I came up with a way to do it for the first block of text using sed:

# sed -n -e 2p -e 4p test_flie.txt
line 2
line 4

But haven't been able to find a way to get it to continue for each block of text till the end of the file. Any pointers would be greatly appreciated.

oguz ismail
  • 1
  • 16
  • 47
  • 69
chrisdow38
  • 15
  • 5
  • sed is for simple substitutions on individual strings, that is all, for any other text manipulation the first tool to consider is awk. – Ed Morton Oct 26 '19 at 01:55

3 Answers3

1

awks paragraph mode exists specifically to handle blank-line separated records/blocks of text like you're dealing with:

$ awk 'BEGIN{RS=""; ORS="\n\n"; FS=OFS="\n"} {print $2, $4}' file
line 2
line 4

line 2
line 4

line 2
line 4

Reference the POSIX standard:

If RS is null, then records are separated by sequences consisting of a <newline> plus one or more blank lines, leading or trailing blank lines shall not result in empty records at the beginning or end of the input

If you need to not have a blank line printed after the final record:

$ awk 'BEGIN{RS=""; FS=OFS="\n"} NR>1{print prev ORS} {prev=$2 OFS $4} END{print prev}' file
line 2
line 4

line 2
line 4

line 2
line 4

or if you don't want to use paragraph mode for some reason then:

$ awk 'BEGIN{tgts[2]; tgts[4]} !NF{print ""; lineNr=0; next} ++lineNr in tgts' file
line 2
line 4

line 2
line 4

line 2
line 4
Ed Morton
  • 188,023
  • 17
  • 78
  • 185
  • This way there will be an extra blank line at the end of output, that's why I avoided null-RS – oguz ismail Oct 26 '19 at 08:36
  • 1
    In my experience whatever is generating an input file with blank lines like that is usually putting a blank line at the end of every block rather than just between blocks and even when it's not having a blank line at the end of every block in the output doesn't hurt and makes further processing easier because then you don't need to treat the last block differently from all the other blocks so it's usually a good thing to just generate a blank line after every block and rarely is it a bad thing.
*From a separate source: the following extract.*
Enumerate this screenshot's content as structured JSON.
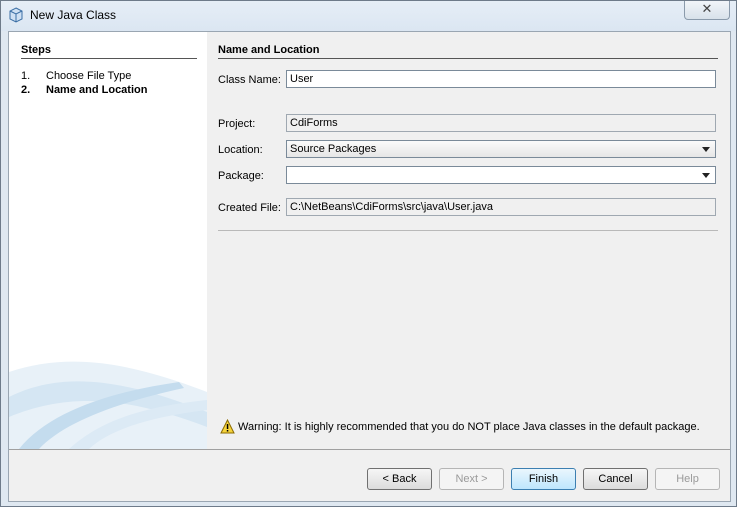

Makes the code vastly easier to do whatever you want with each block too. – Ed Morton Oct 26 '19 at 13:41
  • 1
    @oguzismail I updated my answer to show how to do it if you don't want a blank line after the final output record. – Ed Morton Oct 26 '19 at 13:50
0

I'd use awk for this, e.g:

awk '(!NF&&m=NR)||NR-m==2||NR-m==4' file
oguz ismail
  • 1
  • 16
  • 47
  • 69
0

This might work for you (GNU sed):

sed -n '/\S/{n;p;n;n;p;:a;n;//ba;p}' file

Set the -n option for explicit printing. Print the second and fourth lines then throw away any non-blank lines and print the first blank one. Repeat.

potong
  • 55,640
  • 6
  • 51
  • 83